О чем Я сейчас думал? Что вспоминал?
— …как нищие. Почему он заставляет Херардо работать?
Что понимают они — Каталина, священник, Тереса, Херардо? Какое значение будут иметь их слезливые некрологи и душещипательные панегирики, которые появятся в газетах? Кто из них возымеет смелость сказать, как Я говорю сейчас, что моей единственной любовью была любовь к вещам? Сознательное обладание вещами. Вот что Я люблю. Простыня, которую я ласкаю. И все остальное, что всегда перед моими глазами. Пол из зеленого и черного итальянского мрамора. Бутылки, хранящие аромат солнца из разных стран. Картины, седые от старости, оживающие при свете солнца или свечи, картины, которые можно не спеша обозревать и осязать, сидя на позолоченной белокожей софе с рюмкой коньяка в одной руке, с сигарой — в другой, облачившись в легкий шелковый смокинг и погрузив мягкие лаковые туфли в глубокий пушистый ковер. Тут познает человек цену пейзажам и людям. Тут или сидя на террасе у берега Тихого океана, глядя на заход солнца и отвечая самыми тонкими, да-да, тончайшими движениями души на приливы и отливы волн, оставляющих серебристую пену на влажном песке. Земля. Земля, могущая становиться деньгами. Квадратные участки в городе, где тянутся ввысь строительные леса и каркасы зданий. Зелено-желтые участки за городом, где на плодородной орошаемой земле гудят тракторы. Горные участки с минеральными богатствами, эти серые сейфы. И машины. Как сладко пахнет ротационная, проворно изрыгающая листы…

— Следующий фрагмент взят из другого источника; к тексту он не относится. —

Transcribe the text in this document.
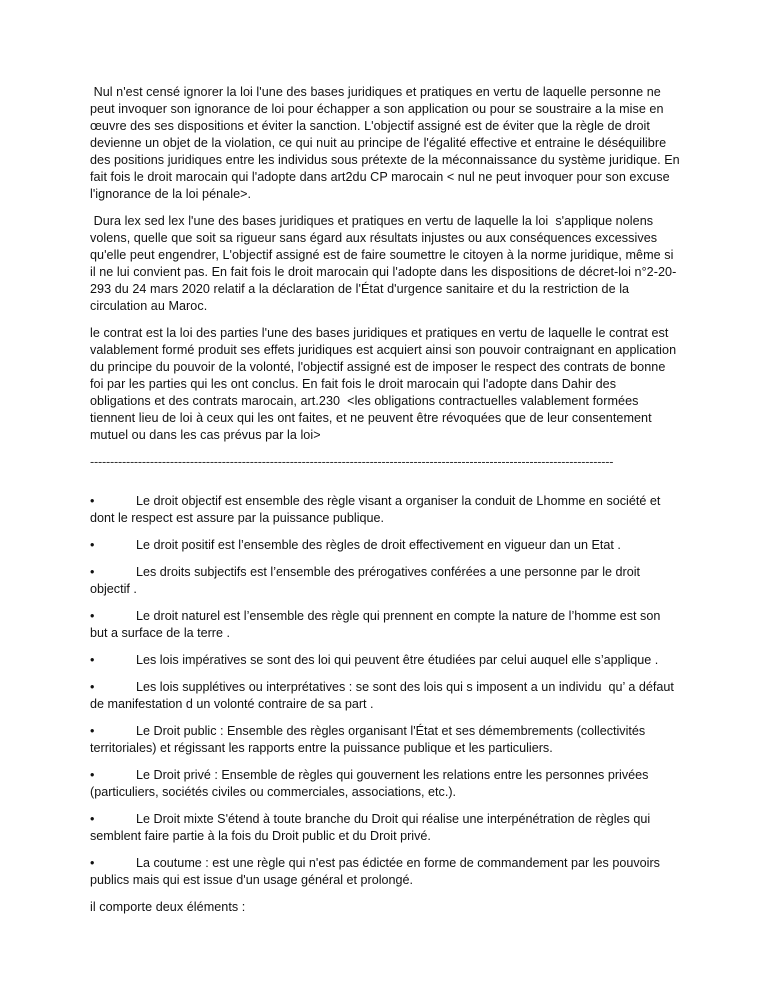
Nul n'est censé ignorer la loi l'une des bases juridiques et pratiques en vertu de laquelle personne ne peut invoquer son ignorance de loi pour échapper a son application ou pour se soustraire a la mise en œuvre des ses dispositions et éviter la sanction. L'objectif assigné est de éviter que la règle de droit devienne un objet de la violation, ce qui nuit au principe de l'égalité effective et entraine le déséquilibre des positions juridiques entre les individus sous prétexte de la méconnaissance du système juridique. En fait fois le droit marocain qui l'adopte dans art2du CP marocain < nul ne peut invoquer pour son excuse l'ignorance de la loi pénale>.

Dura lex sed lex l'une des bases juridiques et pratiques en vertu de laquelle la loi  s'applique nolens volens, quelle que soit sa rigueur sans égard aux résultats injustes ou aux conséquences excessives qu'elle peut engendrer, L'objectif assigné est de faire soumettre le citoyen à la norme juridique, même si il ne lui convient pas. En fait fois le droit marocain qui l'adopte dans les dispositions de décret-loi n°2-20-293 du 24 mars 2020 relatif a la déclaration de l'État d'urgence sanitaire et du la restriction de la circulation au Maroc.

le contrat est la loi des parties l'une des bases juridiques et pratiques en vertu de laquelle le contrat est valablement formé produit ses effets juridiques est acquiert ainsi son pouvoir contraignant en application du principe du pouvoir de la volonté, l'objectif assigné est de imposer le respect des contrats de bonne foi par les parties qui les ont conclus. En fait fois le droit marocain qui l'adopte dans Dahir des obligations et des contrats marocain, art.230  <les obligations contractuelles valablement formées tiennent lieu de loi à ceux qui les ont faites, et ne peuvent être révoquées que de leur consentement mutuel ou dans les cas prévus par la loi>

-----------------------------------------------------------------------------------------------------------------------------------
•	Le droit objectif est ensemble des règle visant a organiser la conduit de Lhomme en société et dont le respect est assure par la puissance publique.
•	Le droit positif est l’ensemble des règles de droit effectivement en vigueur dan un Etat .
•	Les droits subjectifs est l’ensemble des prérogatives conférées a une personne par le droit objectif .
•	Le droit naturel est l’ensemble des règle qui prennent en compte la nature de l’homme est son but a surface de la terre .
•	Les lois impératives se sont des loi qui peuvent être étudiées par celui auquel elle s’applique .
•	Les lois supplétives ou interprétatives : se sont des lois qui s imposent a un individu  qu’ a défaut de manifestation d un volonté contraire de sa part .
•	Le Droit public : Ensemble des règles organisant l'État et ses démembrements (collectivités territoriales) et régissant les rapports entre la puissance publique et les particuliers.
•	Le Droit privé : Ensemble de règles qui gouvernent les relations entre les personnes privées (particuliers, sociétés civiles ou commerciales, associations, etc.).
•	Le Droit mixte S'étend à toute branche du Droit qui réalise une interpénétration de règles qui semblent faire partie à la fois du Droit public et du Droit privé.
•	La coutume : est une règle qui n'est pas édictée en forme de commandement par les pouvoirs publics mais qui est issue d'un usage général et prolongé.

il comporte deux éléments :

«— О, дон Артемио, вам плохо?
— Нет, просто душно. Проклятая жара. Ну-ка, Мена, откройте окна…
— Одну минуту…»
Ох, уличный шум. Все слилось. Не разберешь, что шумит. Ох, уличный шум.
«— Вы меня вызывали, дон Артемио?
— Мена, вы знаете, с каким рвением мы отстаивали в газете — до самого последнего момента — интересы президента Батисты. Теперь, когда он не у власти — это ни к чему. Но еще того хуже — поддерживать генерала Трухильо, хотя он еще у власти. Вы представляете интересы обоих и должны понять… Ни к чему…

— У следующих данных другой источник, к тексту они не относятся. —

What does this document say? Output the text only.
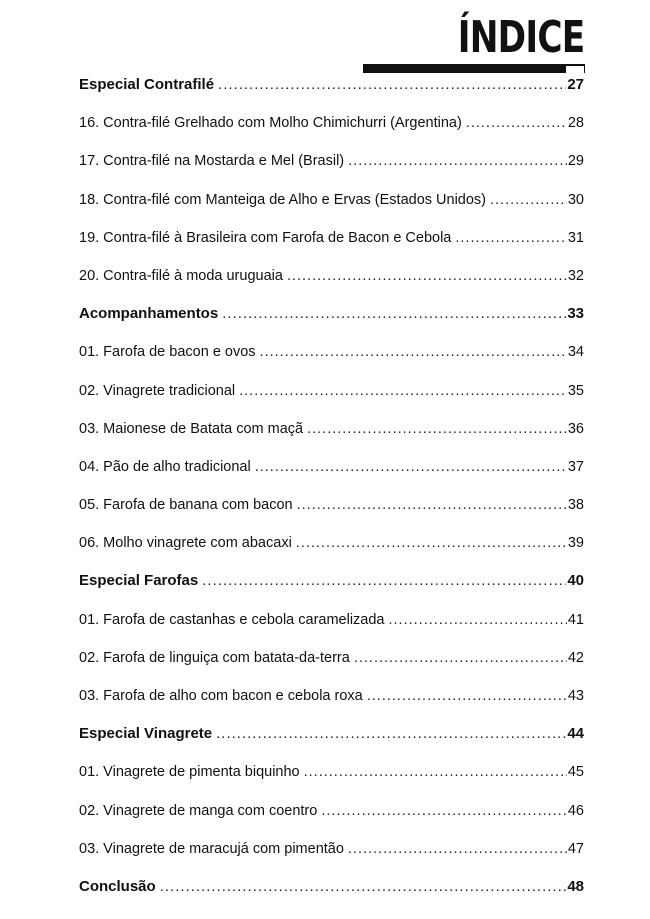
ÍNDICE
Especial Contrafilé .....	27
16. Contra-filé Grelhado com Molho Chimichurri (Argentina) .....	28
17. Contra-filé na Mostarda e Mel (Brasil) .....	29
18. Contra-filé com Manteiga de Alho e Ervas (Estados Unidos) .....	30
19. Contra-filé à Brasileira com Farofa de Bacon e Cebola .....	31
20. Contra-filé à moda uruguaia .....	32
Acompanhamentos .....	33
01. Farofa de bacon e ovos .....	34
02. Vinagrete tradicional .....	35
03. Maionese de Batata com maçã .....	36
04. Pão de alho tradicional .....	37
05. Farofa de banana com bacon .....	38
06. Molho vinagrete com abacaxi .....	39
Especial Farofas .....	40
01. Farofa de castanhas e cebola caramelizada .....	41
02. Farofa de linguiça com batata-da-terra .....	42
03. Farofa de alho com bacon e cebola roxa .....	43
Especial Vinagrete .....	44
01. Vinagrete de pimenta biquinho .....	45
02. Vinagrete de manga com coentro .....	46
03. Vinagrete de maracujá com pimentão .....	47
Conclusão .....	48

— Хорошо, дон Артемио, не беспокойтесь, я сумею перевести стрелку. Хотя и придется порыться в грязи… Раз уж зашел об этом разговор, у меня есть тут с собой заметочки о деятельности «благодетеля»… Так, кое-что…
— Давайте, давайте. А, Диас, хорошо, что вы зашли… Взгляните-ка… Поместите это на первой странице под псевдонимом… Всего доброго, Мена, жду новых сообщений…»
Жду сообщений. Сообщений. Новых сообщений. Сообщений. Обо мне, о моих синих губах. О-ох, руку, дайте руку — биение чужого пульса оживит меня, мои синие губы…
— Ты виноват во всем.
— Тебе от этого легче, Каталина? Переправимся через реку верхом. Вернемся на мою землю. На мою землю.
— …мы хотели бы знать, где…
Наконец, наконец-то они доставили мне полное удовольствие: пришли, заелозили на коленях, чтобы вырвать у меня тайну. Священник уже раньше делал заходы. Плохи, видно, мои дела, если теперь и они обе ноют у моего изголовья, молят с дрожью в голосе — Я прекрасно все слышу. Им хочется разгадать мой замысел, мою последнюю шутку, которая втайне так развлекает меня. Полное их унижение, всеми последствиями которого я не смогу насладиться, но первые симптомы которого меня веселят. Может, это — последняя радость победы…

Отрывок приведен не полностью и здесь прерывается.